With Liam Williams out until the New Year, and no obvious stand-in at full-back, despite having only four games back, Halfpenny may yet win his 101 Test cap against New Zealand. With the Welsh squad announcement imminent, he will have served Wayne Pivac of his timeless qualities by doing his talking on the pitch.
There will be few naysayers if he does return to the Welsh fold.
Munster wake up – it only took them a month
Well, that was much better, not just the result but also the performance. Until Saturday’s 31-17 win over the Bulls, Munster were a team with as much control over their slide as a rookie skier pushed over the edge of a black slope.
Their attack lacked confidence; their pack a punch.
Suddenly a number of personnel changes resulted in a different look. They really looked like a good team on Saturday, capable of living up to the lofty expectations of their predecessors, capable of pushing a competent side like the Bulls back into their own half. In the end, they won by 14 points but deserved a much more generous margin.

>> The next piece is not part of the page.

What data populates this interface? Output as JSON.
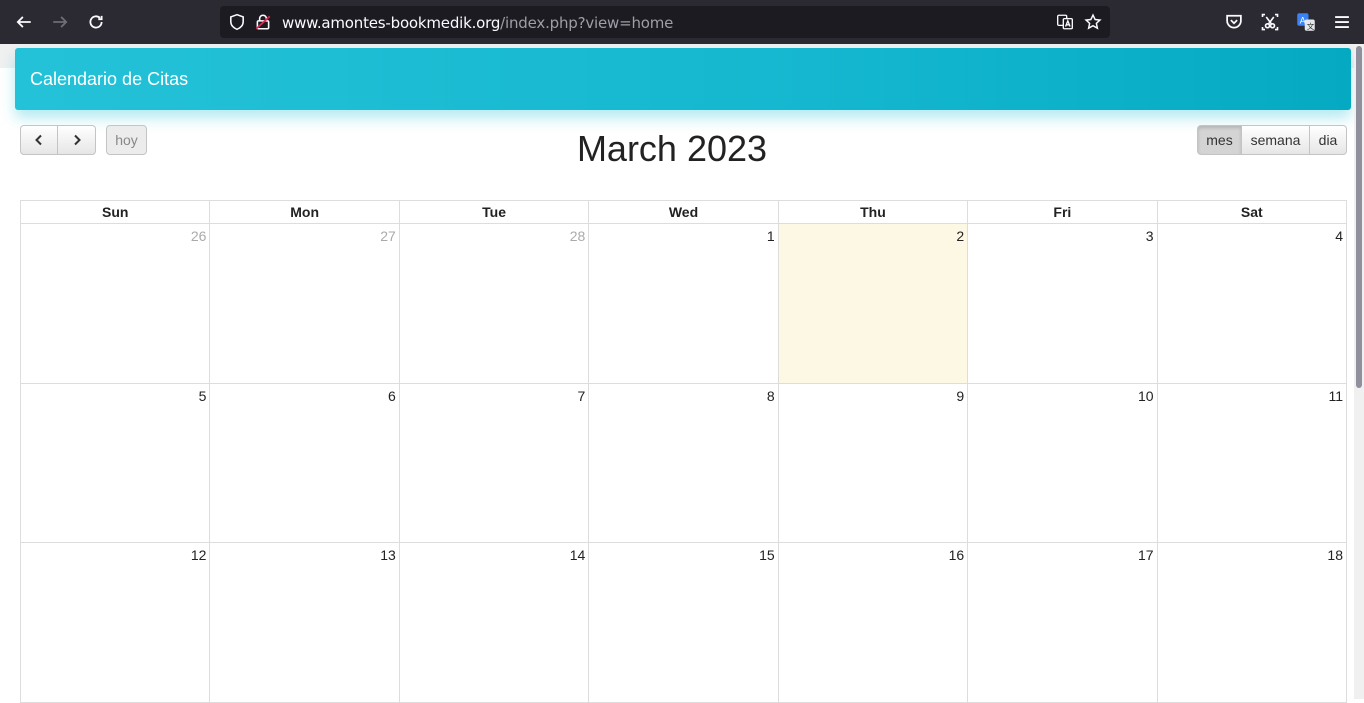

Key to their victory was Joey Carbery, the injury plagued outhalf who has only played 41 times since joining from Leinster in 2018 but who finally has a clean bill of health and the chance to clock up the kind of game-minutes that should elevate his status from Johnny Sexton’s stand-by to a player who can win big matches on his own, both for club and country. On Saturday, he certainly looked the part.